Consequences of Sugar and Caffeine
Our bodies quickly build up a high tolerance for substances like caffeine and sugar. Prolonged overuse of these substances usually tends to have undesirable side effects. In the case of afternoon carb overloading, this often means consequences like rapid weight gain, obesity, and even type 2 diabetes in more extreme examples. With over-caffeination, reactions frequently include bowel instability, mood swings, and anxiety. Both are also associated difficulties sleeping through the night.
A number of caffeine and sugar alternatives are available in stores, but many have significant shortcomings of their own. More importantly, recent findings suggest that sweet-tasting energy sources, regardless of their origin, may actually trigger drowsiness.
Protein Instead of Sugar?
Research scientists at the University of Cambridge, in England, undertook a comparative analysis of orexin cells — which produce the natural stimulants our bodies rely on to burn energy and stay awake — and their response to different dietary nutrients, in mice .
Their observations suggest that these orexin cells may, in reality, be best activated by the amino acids found in protein-rich foods.

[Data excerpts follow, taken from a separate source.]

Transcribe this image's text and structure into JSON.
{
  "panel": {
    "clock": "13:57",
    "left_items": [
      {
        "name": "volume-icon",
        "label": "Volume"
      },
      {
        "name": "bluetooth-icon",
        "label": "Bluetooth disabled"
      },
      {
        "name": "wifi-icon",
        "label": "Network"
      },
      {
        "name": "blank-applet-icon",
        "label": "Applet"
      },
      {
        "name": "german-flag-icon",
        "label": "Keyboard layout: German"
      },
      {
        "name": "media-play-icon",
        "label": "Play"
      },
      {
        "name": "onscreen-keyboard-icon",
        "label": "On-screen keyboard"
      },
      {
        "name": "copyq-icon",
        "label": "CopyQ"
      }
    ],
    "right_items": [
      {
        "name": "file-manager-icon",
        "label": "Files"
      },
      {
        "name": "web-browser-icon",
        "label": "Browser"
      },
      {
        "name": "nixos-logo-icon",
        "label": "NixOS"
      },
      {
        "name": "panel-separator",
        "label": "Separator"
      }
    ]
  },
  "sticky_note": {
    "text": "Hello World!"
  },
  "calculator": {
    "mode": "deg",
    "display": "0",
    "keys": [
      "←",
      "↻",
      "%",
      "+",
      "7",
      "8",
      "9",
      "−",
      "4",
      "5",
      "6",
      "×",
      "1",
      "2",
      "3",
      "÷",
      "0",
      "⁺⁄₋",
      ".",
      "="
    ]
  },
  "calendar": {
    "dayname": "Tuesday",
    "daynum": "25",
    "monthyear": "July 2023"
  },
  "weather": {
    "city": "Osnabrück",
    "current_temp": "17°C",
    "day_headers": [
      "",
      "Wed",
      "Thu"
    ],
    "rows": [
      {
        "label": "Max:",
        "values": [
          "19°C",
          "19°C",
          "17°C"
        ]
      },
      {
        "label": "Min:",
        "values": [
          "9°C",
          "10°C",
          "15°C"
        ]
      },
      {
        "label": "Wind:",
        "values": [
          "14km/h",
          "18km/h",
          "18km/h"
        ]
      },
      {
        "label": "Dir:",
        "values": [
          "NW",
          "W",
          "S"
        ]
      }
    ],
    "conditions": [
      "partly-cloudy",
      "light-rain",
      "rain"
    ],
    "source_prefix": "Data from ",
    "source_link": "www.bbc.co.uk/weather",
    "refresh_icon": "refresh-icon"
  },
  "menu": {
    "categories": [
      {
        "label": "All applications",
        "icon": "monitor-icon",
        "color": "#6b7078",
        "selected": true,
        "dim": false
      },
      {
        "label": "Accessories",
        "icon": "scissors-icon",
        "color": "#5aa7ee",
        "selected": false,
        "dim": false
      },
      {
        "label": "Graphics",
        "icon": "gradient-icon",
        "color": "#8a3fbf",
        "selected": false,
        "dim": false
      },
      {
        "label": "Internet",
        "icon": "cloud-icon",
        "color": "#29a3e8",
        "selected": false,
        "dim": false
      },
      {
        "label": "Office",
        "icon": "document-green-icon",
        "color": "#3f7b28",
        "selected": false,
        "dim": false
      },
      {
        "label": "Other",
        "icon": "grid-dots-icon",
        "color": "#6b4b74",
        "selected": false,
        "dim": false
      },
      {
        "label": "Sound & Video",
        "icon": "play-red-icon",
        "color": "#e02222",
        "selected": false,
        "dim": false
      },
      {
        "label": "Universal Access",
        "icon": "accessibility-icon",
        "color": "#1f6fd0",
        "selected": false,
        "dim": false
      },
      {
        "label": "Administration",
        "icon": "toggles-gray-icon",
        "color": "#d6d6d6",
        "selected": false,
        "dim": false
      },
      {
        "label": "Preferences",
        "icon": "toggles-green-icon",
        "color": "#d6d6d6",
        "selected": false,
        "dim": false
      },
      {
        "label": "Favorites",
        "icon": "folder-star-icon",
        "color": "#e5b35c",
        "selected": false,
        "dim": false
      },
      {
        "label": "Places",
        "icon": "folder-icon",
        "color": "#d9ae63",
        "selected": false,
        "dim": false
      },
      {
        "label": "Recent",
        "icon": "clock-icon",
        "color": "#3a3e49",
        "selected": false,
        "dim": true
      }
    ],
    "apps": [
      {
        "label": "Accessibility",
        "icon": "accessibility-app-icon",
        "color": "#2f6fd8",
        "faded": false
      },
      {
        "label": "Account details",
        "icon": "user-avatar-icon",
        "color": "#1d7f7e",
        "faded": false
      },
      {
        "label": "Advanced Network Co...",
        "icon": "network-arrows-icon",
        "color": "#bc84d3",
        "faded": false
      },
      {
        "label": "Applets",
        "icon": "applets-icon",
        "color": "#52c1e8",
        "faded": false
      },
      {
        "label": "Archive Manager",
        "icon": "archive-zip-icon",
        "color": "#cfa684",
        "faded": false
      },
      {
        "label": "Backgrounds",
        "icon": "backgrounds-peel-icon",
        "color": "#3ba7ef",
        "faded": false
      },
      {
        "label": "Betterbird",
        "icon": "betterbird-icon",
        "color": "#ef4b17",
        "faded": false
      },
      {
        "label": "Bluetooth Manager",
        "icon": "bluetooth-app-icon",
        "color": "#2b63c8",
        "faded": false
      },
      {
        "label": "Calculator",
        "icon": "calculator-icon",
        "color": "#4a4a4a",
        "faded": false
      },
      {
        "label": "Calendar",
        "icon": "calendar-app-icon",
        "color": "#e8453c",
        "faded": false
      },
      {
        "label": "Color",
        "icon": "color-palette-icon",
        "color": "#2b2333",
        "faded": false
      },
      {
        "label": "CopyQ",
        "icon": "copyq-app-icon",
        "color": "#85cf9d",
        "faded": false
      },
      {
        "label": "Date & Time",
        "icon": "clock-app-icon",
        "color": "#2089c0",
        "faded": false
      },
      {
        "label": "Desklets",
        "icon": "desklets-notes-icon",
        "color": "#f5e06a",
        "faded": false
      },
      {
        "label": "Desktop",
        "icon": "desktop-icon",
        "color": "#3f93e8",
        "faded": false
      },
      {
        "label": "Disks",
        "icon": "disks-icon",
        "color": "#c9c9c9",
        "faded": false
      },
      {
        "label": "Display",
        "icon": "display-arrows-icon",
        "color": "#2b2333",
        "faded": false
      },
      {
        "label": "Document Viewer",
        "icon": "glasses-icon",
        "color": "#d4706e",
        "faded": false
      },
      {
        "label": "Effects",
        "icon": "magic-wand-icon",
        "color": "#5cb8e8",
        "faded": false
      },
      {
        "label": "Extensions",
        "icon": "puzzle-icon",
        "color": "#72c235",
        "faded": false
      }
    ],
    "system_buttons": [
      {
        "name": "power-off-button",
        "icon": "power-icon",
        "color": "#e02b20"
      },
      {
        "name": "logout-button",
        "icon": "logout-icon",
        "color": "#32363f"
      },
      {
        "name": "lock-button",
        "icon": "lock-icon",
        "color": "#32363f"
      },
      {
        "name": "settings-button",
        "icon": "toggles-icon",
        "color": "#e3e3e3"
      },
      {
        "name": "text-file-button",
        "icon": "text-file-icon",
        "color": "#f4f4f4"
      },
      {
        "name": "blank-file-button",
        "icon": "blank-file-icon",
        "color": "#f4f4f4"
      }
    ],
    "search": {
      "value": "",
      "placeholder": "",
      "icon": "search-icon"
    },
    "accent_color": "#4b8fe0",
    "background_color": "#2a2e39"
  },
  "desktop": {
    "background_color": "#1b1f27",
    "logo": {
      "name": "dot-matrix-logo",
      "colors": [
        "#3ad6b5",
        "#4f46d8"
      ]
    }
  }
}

Additionally, their initial testing also indicates that glucose and other simple sugars may actually inhibit orexin cell productivity. This latter fact has also been cited as a probable cause of post-meal sleepiness in previous studies.
Getting enough dietary protein can be especially difficult for vegetarians, and even more so for full-fledged vegans. Many find that using a plant based protein supplement often makes for the most straightforward solution. These come in a variety of styles and flavors, as well as grades of quality.
- Mahesh M. Karnani, John Apergis-Schoute, Antoine Adamantidis, Lise T. Jensen, Luis de Lecea, Lars Fugger, Denis Burdakov. Activation of central orexin/hypocretin neurons by dietary amino acids. Neuron. 2011 November 17. volume 72 issue 4, 616-629. doi:10.1016/j.neuron.2011.08.027.